LAHORE: Adviser to the Prime Minister on Petroleum, Dr Asim Hussain, said on Tuesday that the prices of POL products would be reduced on the first of August because the government had adjusted the margins of oil marketing companies (OMCs) which had made huge profits in the past.
Speaking at the Lahore Chamber of Commerce and Industry, he said the Oil and Gas Regulatory Authority had been directed to make public oil companies’ formula to fix prices on Thursday.
He said the petroleum development levy was a fixed tax and it was far less than the amount levied in other countries.
Dr Hussain said the government had decided to open 90 petrol pumps across the country where ethanol blended petrol called E-10 gasoline would be sold. The fuel was not only cheaper but also environment-friendly, he added.
He said oil, gas and water crises could aggravate in the coming years because consumption was increasing fast.
He said industry was on the priority list for provision of gas, but line losses in Pakistan were eight to nine per cent of total consumption.
He said the government was working on short-, medium- and long-term solutions to overcome energy crisis and was expecting foreign investment of $10 to 15 billion in this sector during the next five years.
The adviser said that the country faced 650 mmcf gas shortage last year which was expected to go up to 800 to 850 mmcf with the setting up of 2,000 new CNG stations in Punjab and 450 in Sindh. The situation required serious efforts for energy preservation, he added.
In his address, LCCI President Mian Muzaffar Ali stressed the need for reducing the margin of OMCs.
He said the high price of petroleum products were adding to the cost of doing business and making products less competitive for the international market. The petroleum development levy was a huge burden on consumers because the general sales tax was already being collected on the sale of petroleum products, he added.
The LCCI chief called upon the adviser to open more blocks for exploration of oil, gas and other valuable minerals. The deal with Qatar for import of liquefied natural gas was very appreciable but there was need to expedite the matter, he added.

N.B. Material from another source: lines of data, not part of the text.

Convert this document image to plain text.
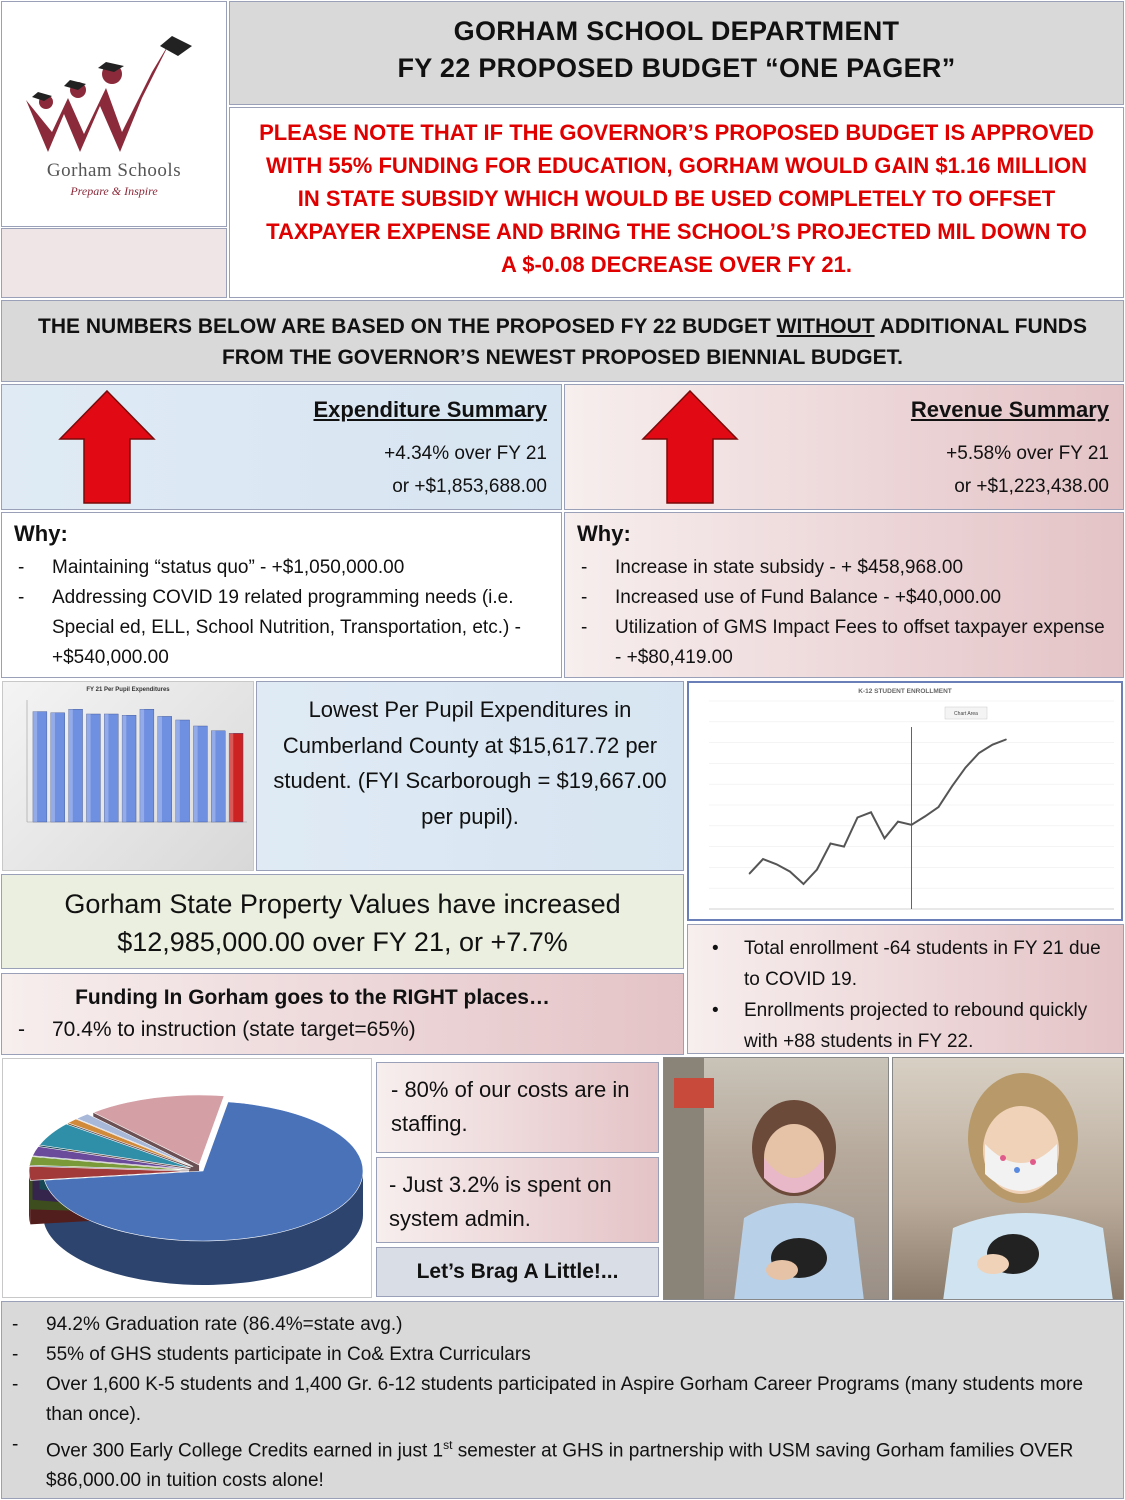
Gorham Schools
Prepare & Inspire
GORHAM SCHOOL DEPARTMENT
FY 22 PROPOSED BUDGET “ONE PAGER”
PLEASE NOTE THAT IF THE GOVERNOR’S PROPOSED BUDGET IS APPROVED WITH 55% FUNDING FOR EDUCATION, GORHAM WOULD GAIN $1.16 MILLION IN STATE SUBSIDY WHICH WOULD BE USED COMPLETELY TO OFFSET TAXPAYER EXPENSE AND BRING THE SCHOOL’S PROJECTED MIL DOWN TO A $-0.08 DECREASE OVER FY 21.
THE NUMBERS BELOW ARE BASED ON THE PROPOSED FY 22 BUDGET WITHOUT ADDITIONAL FUNDS FROM THE GOVERNOR’S NEWEST PROPOSED BIENNIAL BUDGET.
Expenditure Summary
+4.34% over FY 21
or +$1,853,688.00
Revenue Summary
+5.58% over FY 21
or +$1,223,438.00
Why:
- Maintaining “status quo” - +$1,050,000.00
- Addressing COVID 19 related programming needs (i.e. Special ed, ELL, School Nutrition, Transportation, etc.) - +$540,000.00
Why:
- Increase in state subsidy - + $458,968.00
- Increased use of Fund Balance - +$40,000.00
- Utilization of GMS Impact Fees to offset taxpayer expense - +$80,419.00
FY 21 Per Pupil Expenditures
Lowest Per Pupil Expenditures in Cumberland County at $15,617.72 per student. (FYI Scarborough = $19,667.00 per pupil).
K-12 STUDENT ENROLLMENT
Chart Area
Gorham State Property Values have increased
$12,985,000.00 over FY 21, or +7.7%
•	Total enrollment -64 students in FY 21 due to COVID 19.
• Enrollments projected to rebound quickly with +88 students in FY 22.
Funding In Gorham goes to the RIGHT places…
- 70.4% to instruction (state target=65%)
- 80% of our costs are in staffing.
- Just 3.2% is spent on system admin.
Let’s Brag A Little!...
- 94.2% Graduation rate (86.4%=state avg.)
- 55% of GHS students participate in Co& Extra Curriculars
- Over 1,600 K-5 students and 1,400 Gr. 6-12 students participated in Aspire Gorham Career Programs (many students more than once).
- Over 300 Early College Credits earned in just 1st semester at GHS in partnership with USM saving Gorham families OVER $86,000.00 in tuition costs alone!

Talking to newsmen after a meeting with businessmen at the Governor’s House, Dr Hussain said the country was producing 3.9 billion cubic feet (bcf) of gas against a requirement of eight bcf.
He said the government had adopted a three-pronged strategy to tackle gas shortage. Under short-term measures, liquefied natural gas would be imported next year while liquefied petroleum gas projects were being installed.
The adviser said foreign companies would also be invited to invest in oil and gas exploration projects under a mid-term strategy while new projects to explore alternative energy sources would be initiated under a long-term policy.
To a question, Dr Asim said that a gas project with Iran would be completed within the next few years.
He said the Sui Northern Gas Pipelines had started a topographic survey for the Iran-Pakistan gas pipeline project and an area spread over 100 kilometres had been covered.